11 de julho de 2026
São José

Durante manifestação no DCTA, em São José, manifestantes pedem 'intervenção federal'

Por Gabriel Campoy | São José dos Campos
| Tempo de leitura: 2 min
Gabriel Campoy / OVALE
Protestos em São José

Uma multidão de bolsonaristas segue em frente ao DCTA (Departamento de Ciência e Tecnologia Aeronáutica) em São José dos Campos, protestando contra a eleição do agora presidente eleito Luiz Inácio Lula da Silva (PT) e em favor de pautas antidemocráticas, como “intervenção federal” e “fechamento do congresso”.

A manifestação, que se iniciou como uma paralisação geral dos caminhoneiros em diversas regiões do país, ganhou a adesão de partidários do atual presidente Jair Bolsonaro (PL) que começaram a encher ruas e rodovias com bandeiras do Brasil e camisas da seleção brasileiro em protesto. Em São José dos Campos, além do DCTA, trechos na Rodovia Presidente Dutra também contaram com uma grande aglomeração de bolsonaristas.

A reportagem de OVALE esteve no local e falou com alguns manifestantes presentes no ato. Em grande parte, o tom da conversa segue a narrativa apresentada pelos caminhoneiros bolsonaristas paralisados. “Intervenção federal”, uma equivocada interpretação do artigo 142 da Constituição Federal e um eventual “período de 72h” para Bolsonaro se manter em silêncio até apresentas as “evidências de fraude nas urnas”.

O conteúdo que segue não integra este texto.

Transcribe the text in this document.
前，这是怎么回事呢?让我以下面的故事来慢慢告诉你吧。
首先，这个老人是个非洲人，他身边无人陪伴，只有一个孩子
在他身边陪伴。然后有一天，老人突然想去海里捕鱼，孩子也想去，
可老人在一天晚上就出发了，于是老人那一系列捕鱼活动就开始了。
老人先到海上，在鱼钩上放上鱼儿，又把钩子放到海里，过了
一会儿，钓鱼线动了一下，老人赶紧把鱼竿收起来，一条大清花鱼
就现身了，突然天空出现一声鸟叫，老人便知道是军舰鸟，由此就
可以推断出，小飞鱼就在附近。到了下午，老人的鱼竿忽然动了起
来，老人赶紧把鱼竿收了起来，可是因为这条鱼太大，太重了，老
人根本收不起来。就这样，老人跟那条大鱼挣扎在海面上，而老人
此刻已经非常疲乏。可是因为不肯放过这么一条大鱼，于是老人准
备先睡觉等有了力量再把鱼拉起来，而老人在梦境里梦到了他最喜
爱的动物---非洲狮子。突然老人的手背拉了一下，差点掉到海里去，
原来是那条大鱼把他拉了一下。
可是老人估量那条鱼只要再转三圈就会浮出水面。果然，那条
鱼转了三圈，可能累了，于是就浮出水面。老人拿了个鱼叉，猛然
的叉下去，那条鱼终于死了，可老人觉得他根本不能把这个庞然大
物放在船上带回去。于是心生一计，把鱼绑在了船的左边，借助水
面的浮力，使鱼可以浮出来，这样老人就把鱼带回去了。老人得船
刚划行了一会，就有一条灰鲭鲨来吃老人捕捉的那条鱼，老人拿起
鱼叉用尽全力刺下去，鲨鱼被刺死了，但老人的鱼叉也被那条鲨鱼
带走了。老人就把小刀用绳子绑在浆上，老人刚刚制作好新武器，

O artigo 142, citado pelos bolsonaristas, descreve na Constituição o papel das Forças Armadas no Estado Democrático de Direito. Contudo, ele não prevê nenhum tipo de uso das forças por um poder para interferência em outro. Pelo contrário, estímulo ou apologia à ditadura militar é proibida pela Constituição e configura-se como prática golpista.

Além disso, entre os bolsonaristas que estão na rotatória do DCTA, é possível observar muitos com carros estacionados de forma irregular na saída para a marginal da Rodovia Presidente Dutra. O trânsito no local também vem sendo prejudicado, já que em decorrência do alto número de manifestantes nas ruas, o fluxo é lento.

A reportagem também falou com policiais militares que acompanham a movimentação de perto. Um deles, questionado sobre a diferença dos atos para a paralisação realizada pelos caminhoneiros, afirmou que o protesto não impede a passagem de nenhum carro pelo local.

“A manifestação é pacífica e o trânsito, mesmo lento, transcorre de forma normal. O protesto é algo previsto pela Constituição Federal. Em caso de bloqueio de alguma via pública, a Polícia Militar está orientada a fazer a desobstrução”, disse o policial.

PROTESTOS

Em outras regiões da RMVale foram registrados protestos com pautas semelhantes. Na entrada do Cavex, em Taubaté, há centenas de manifestantes bolsonaristas se reuniram pedindo intervenção federal. O que fez, inclusive, o trânsito nas ruas da região ficar congestionado por conta do grande número de pessoas.

O mesmo aconteceu em Guaratinguetá, onde uma enorme faixa estendida pede ‘intervenção federal’, outro ato inconstitucional. As faixas pertencem a produtores rurais da cidade.

Já em Pindamonhangaba, em frente ao Batalhão Borba Gato, e em Lorena, em frente 5º BIL (Batalhão de Infantaria Leve), também houve registros de protestos.